The rampart creek hostel is really neat too! Though I can't complain about the lake lousie hostel which was downright plus and full of HAWT australian girlies.

Posted

Yeah Nice, Rampart Creek Hostel sounds like a good base camp, and close to the Parkway routes.

 

Do you need to make reservations there, or is it walk in? Is it too late allready?

 

Murchison, Polar Circus, and Weeping would be fantastic. Is that a realistic tick list for three days in a row?

 

Also, I'm meeting my bros from Bozeman, so we'll have a party of three. Kind of slower, but they are ropeguns... bigdrink.gif

Posted

Yeah, you should be able to do those three. I would start with Murchison's (it has the longest approach ~1 hour), do weeping wall in the middle for a shorter day with no approach and a two minute drive from Rampart Creek, and then finish with the big guy, Polar Circus.

 

If you tick those three, that would be f'ing cool.

Posted
IceIceBaby said:

North face of Fay Chouinard route

This is a fun route, not very hard, but definately not waterfall ice, and not really a winter route. Getting up to Colgan Hut would be a pain in the ass too. More of a summer line, I thought, but I could be wrong.

Posted
fern said:

Murchison Falls .

 

I agree with fern that this should be one of the three days.

 

The other two should be occupied by one of these:

 

Professors

Louise Falls

Weeping Wall

Polar Circus

 

depending on avalanche conditions

 

iambone said:

Murchison, Polar Circus, and Weeping would be fantastic. Is that a realistic tick list for three days in a row?

 

Probably not, unless you and partner are in really really good shape. However, two of these with a shorter day in the middle would be reasonable.

 

Alex

Posted
stinkyclimber said:

IceIceBaby said:

North face of Fay Chouinard route

This is a fun route, not very hard, but definately not waterfall ice, and not really a winter route. Getting up to Colgan Hut would be a pain in the ass too. More of a summer line, I thought, but I could be wrong.

 

you are right. Doing N Face of Fay in winter would suck up 2+ days of your schedule, for 3 pitches of steep snow. rolleyes.gif

Posted

If you could do only one right now I would have to vote for Polar Circus. It's a fabulous route and reportedly in great shape at the moment. Murchinson is also classic and not far from the Rampart Hostel. Professors is a fun one to but very rambling. Weeping Wall also rocks.
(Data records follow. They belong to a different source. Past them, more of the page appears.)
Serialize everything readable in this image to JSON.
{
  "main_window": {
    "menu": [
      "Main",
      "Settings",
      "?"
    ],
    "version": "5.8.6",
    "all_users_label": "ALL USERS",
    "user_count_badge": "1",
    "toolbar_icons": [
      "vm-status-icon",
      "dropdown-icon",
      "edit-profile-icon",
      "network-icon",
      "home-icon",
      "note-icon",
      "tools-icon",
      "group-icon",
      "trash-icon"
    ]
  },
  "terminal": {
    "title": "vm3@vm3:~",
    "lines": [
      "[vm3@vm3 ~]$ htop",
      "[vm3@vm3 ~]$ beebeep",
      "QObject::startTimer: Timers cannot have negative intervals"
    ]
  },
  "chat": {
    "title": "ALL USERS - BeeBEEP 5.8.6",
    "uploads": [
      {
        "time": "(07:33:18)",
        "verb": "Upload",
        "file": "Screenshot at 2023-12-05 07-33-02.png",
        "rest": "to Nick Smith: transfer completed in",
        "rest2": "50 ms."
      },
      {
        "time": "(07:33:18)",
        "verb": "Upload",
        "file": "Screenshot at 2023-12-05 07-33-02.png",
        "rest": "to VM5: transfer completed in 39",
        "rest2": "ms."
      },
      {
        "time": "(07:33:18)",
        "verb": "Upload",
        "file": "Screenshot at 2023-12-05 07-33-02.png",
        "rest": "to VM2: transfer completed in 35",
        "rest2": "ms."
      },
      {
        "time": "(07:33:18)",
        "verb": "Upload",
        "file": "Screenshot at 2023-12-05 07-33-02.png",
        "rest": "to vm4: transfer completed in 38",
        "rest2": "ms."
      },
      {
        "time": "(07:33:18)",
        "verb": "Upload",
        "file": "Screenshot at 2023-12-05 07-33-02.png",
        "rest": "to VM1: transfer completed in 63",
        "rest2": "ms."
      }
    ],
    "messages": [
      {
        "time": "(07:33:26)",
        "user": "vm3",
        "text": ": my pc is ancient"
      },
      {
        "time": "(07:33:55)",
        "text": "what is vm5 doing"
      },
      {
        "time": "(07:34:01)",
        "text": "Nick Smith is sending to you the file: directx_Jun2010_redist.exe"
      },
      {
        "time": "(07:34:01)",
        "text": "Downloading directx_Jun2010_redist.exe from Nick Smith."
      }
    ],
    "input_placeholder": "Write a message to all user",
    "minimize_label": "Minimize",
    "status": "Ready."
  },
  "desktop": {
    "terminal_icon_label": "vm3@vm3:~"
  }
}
Wonder what the N. Face of Athabasca looks like right now? fruit.gif

Posted

If mixed master was in, I'd nix either weeping wall or murchisons and do it instead. In my last 3 trips up there in the last three years it was bone dry. weeping wall and murchisons are cool and all, but they'll always be there on your next trip.

Posted

Check out Johnston creek area, a number of climbs from 2-5WI at the end of the 2.5km hike. Take hwy 1A from Banff. The end of the hike is a 70m wide sheet of ice plus ice all along the route in.

Posted

Ok, new question. Avy danger looks to be high now, forecast says "Ice climbs with snow above them are a bad idea."

 

So if conditions continue to worsen later this week, what are some good routes that arn't prone to avy hazard?